Dalton Arthur Bales (February 21, 1920 – October 30, 1979) was a politician in Ontario, Canada. He was a Progressive Conservative member of the Legislative Assembly of Ontario from 1963 to 1975 who represented the riding of York Mills. He was a cabinet minister in the governments of John Robarts and Bill Davis.

==Background==
Bales joined the Toronto law firm of McLaughlin, Soward in 1946 while he was a law student. He was called to the bar in 1949 and eventually became partner.

==Politics==
He entered politics in 1958 by being elected to the North York Town Council as an alderman. He defeated Paul Graham in Ward 2 by 780 votes. He was re-elected in 1960.

In 1963, he ran as the Progressive Conservative candidate in the riding of York Mills. He defeated Liberal James Service by 8,351 votes. He was a major organizer in the Toronto area where the party won 22 seats. He was re-elected in 1967 and 1971.
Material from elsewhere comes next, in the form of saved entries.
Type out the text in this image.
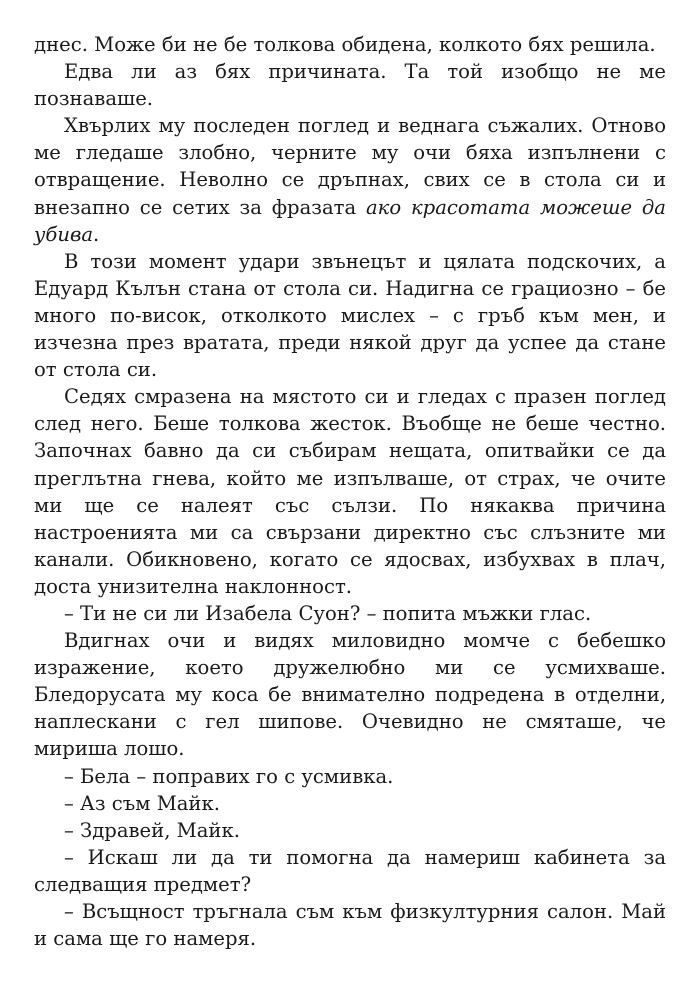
днес. Може би не бе толкова обидена, колкото бях решила.

Едва ли аз бях причината. Та той изобщо не ме познаваше.

Хвърлих му последен поглед и веднага съжалих. Отново ме гледаше злобно, черните му очи бяха изпълнени с отвращение. Неволно се дръпнах, свих се в стола си и внезапно се сетих за фразата ако красотата можеше да убива.

В този момент удари звънецът и цялата подскочих, а Едуард Кълън стана от стола си. Надигна се грациозно – бе много по-висок, отколкото мислех – с гръб към мен, и изчезна през вратата, преди някой друг да успее да стане от стола си.

Седях смразена на мястото си и гледах с празен поглед след него. Беше толкова жесток. Въобще не беше честно. Започнах бавно да си събирам нещата, опитвайки се да преглътна гнева, който ме изпълваше, от страх, че очите ми ще се налеят със сълзи. По някаква причина настроенията ми са свързани директно със слъзните ми канали. Обикновено, когато се ядосвах, избухвах в плач, доста унизителна наклонност.

– Ти не си ли Изабела Суон? – попита мъжки глас.

Вдигнах очи и видях миловидно момче с бебешко изражение, което дружелюбно ми се усмихваше. Бледорусата му коса бе внимателно подредена в отделни, наплескани с гел шипове. Очевидно не смяташе, че мириша лошо.

– Бела – поправих го с усмивка.

– Аз съм Майк.

– Здравей, Майк.

– Искаш ли да ти помогна да намериш кабинета за следващия предмет?

– Всъщност тръгнала съм към физкултурния салон. Май и сама ще го намеря.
In 1966 he was appointed Minister of Labour in the government of Premier John Robarts. In 1971, Bill Davis appointed him Minister of Municipal Affairs. In 1972 he was promoted to Attorney General of Ontario.

In 1972, Bales and several other cabinet ministers were accused of being in a conflict of interest over property they owned. In Bales' case he was accused of having purchased land in Markham, Ontario in 1969 while the Cabinet was considering development plans in the area. Bales offered to resign from cabinet but his resignation was refused. The incidents resulted in Davis issuing the province's first conflict of interest guidelines for cabinet ministers and later parliamentary assistants to follow.

He was dropped from cabinet in 1974 during a major cabinet shuffle. Bales cited declining health and a minor heart attack in 1973 as the reasons for requesting a reduction in his responsibilities. He left politics the next year to return to his legal practice.

===Cabinet posts===

Davis ministry, Province of Ontario (1971–1985)
Cabinet posts (2)
| Predecessor | Office | Successor |
| Allan Lawrence | Attorney General 1972–1974 Minister of Justice February–April 1972 | Bob Welch |
| Darcy McKeough | Minister of Municipal Affairs 1971–1972 | Darcy McKeough |
Robarts ministry, Province of Ontario (1961–1971)
Cabinet post (1)
| Predecessor | Office | Successor |
| Leslie Rowntree | Minister of Labour 1966–1971 | Gordon Carton |

==Later life==
Bales died at the age of 59 when he was struck by a car while attempting to cross Bayview Avenue in Toronto.